Not wanting to end at 3 p.m., I’d wanted to press on. Rachel argued that if we did, we’d pass a Mexican restaurant just steps from the trail before it opened. And, we get to choose a short day in this resupply cycle.
So, naturally, we stayed.
We also turned in early because our feet hurt. We’ve learned to backload our miles, especially when carrying multiple liters of water. We didn’t realize it at the time, but we’d hopped off the trail just before a dry stretch of 8 miles.
We did a lot of sweating today and not much talking. We may have spoken less than usual not because we were upset with one another, but because we just spent a day in town. The babble of town, and particularly road noises, is more grating to our ears after being mostly apart from it.
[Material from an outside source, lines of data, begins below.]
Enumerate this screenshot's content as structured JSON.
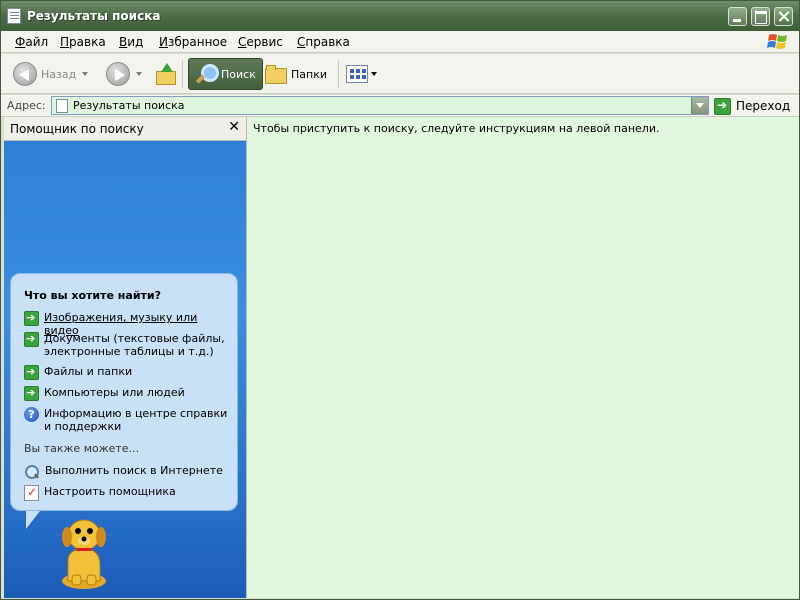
{
  "window": {
    "title": "Результаты поиска"
  },
  "menu": [
    "Файл",
    "Правка",
    "Вид",
    "Избранное",
    "Сервис",
    "Справка"
  ],
  "toolbar": {
    "back": "Назад",
    "search": "Поиск",
    "folders": "Папки"
  },
  "address": {
    "label": "Адрес:",
    "value": "Результаты поиска",
    "go": "Переход"
  },
  "search_pane": {
    "title": "Помощник по поиску",
    "question": "Что вы хотите найти?",
    "options": [
      "Изображения, музыку или видео",
      "Документы (текстовые файлы, электронные таблицы и т.д.)",
      "Файлы и папки",
      "Компьютеры или людей",
      "Информацию в центре справки и поддержки"
    ],
    "also_label": "Вы также можете...",
    "extra": [
      "Выполнить поиск в Интернете",
      "Настроить помощника"
    ]
  },
  "content": {
    "message": "Чтобы приступить к поиску, следуйте инструкциям на левой панели."
  },
  "colors": {
    "titlebar": "#4e6e48",
    "pane": "#2b7ed4",
    "content_bg": "#e0f8dc",
    "bubble": "#c8e1f7"
  }
}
Hikers often talk about the challenge of aligning paces and breaks with a partner. Just as challenging, I think, is aligning “alone” time. Everyone out here, and certainly Rachel and I, likes sometimes to get lost, whether in their thoughts or the experience of the forest.
A hiker Rachel and I met today named Strider — one of two hikers we met today — claimed loneliness is the No. 1 reason people end a thru-hike. Strider wanted to talk, admittedly more than we did, and so we did over dinner and his washing his jelly-stickied items off in the stream.
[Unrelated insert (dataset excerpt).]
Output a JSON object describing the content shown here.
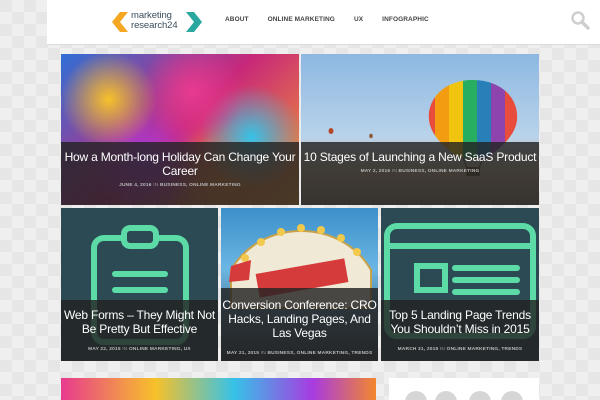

Strider also claimed, and I do suspect it’s true, that couples are more likely to finish than singles. I think the reasons behind that may be more practical than social, but I am very glad my partner is in this with me. I do understand, if I haven’t said before, why so many singles join “tramilies.”
I’m looking forward to tomorrow morning because we won’t need to dry our tent or our gear. We’ll be going largely downhill to Atkins, the township through which the AT next passes and which has the Mexican joint.
Our plan is to put in 11 more miles after a Mexican lunch, taking us to a tent site 7 miles south of the next shelter.
We do plan to continue tenting by default, but it’s hard to deny the appeal of the shelter. With any luck, we’d have our second Covid vaccine in a week and a half, making it less risky to share spaces with others.
With more luck, the pandemic will be an ugly memory by the time we finish the trail. What a way to get back to “normal” that would be.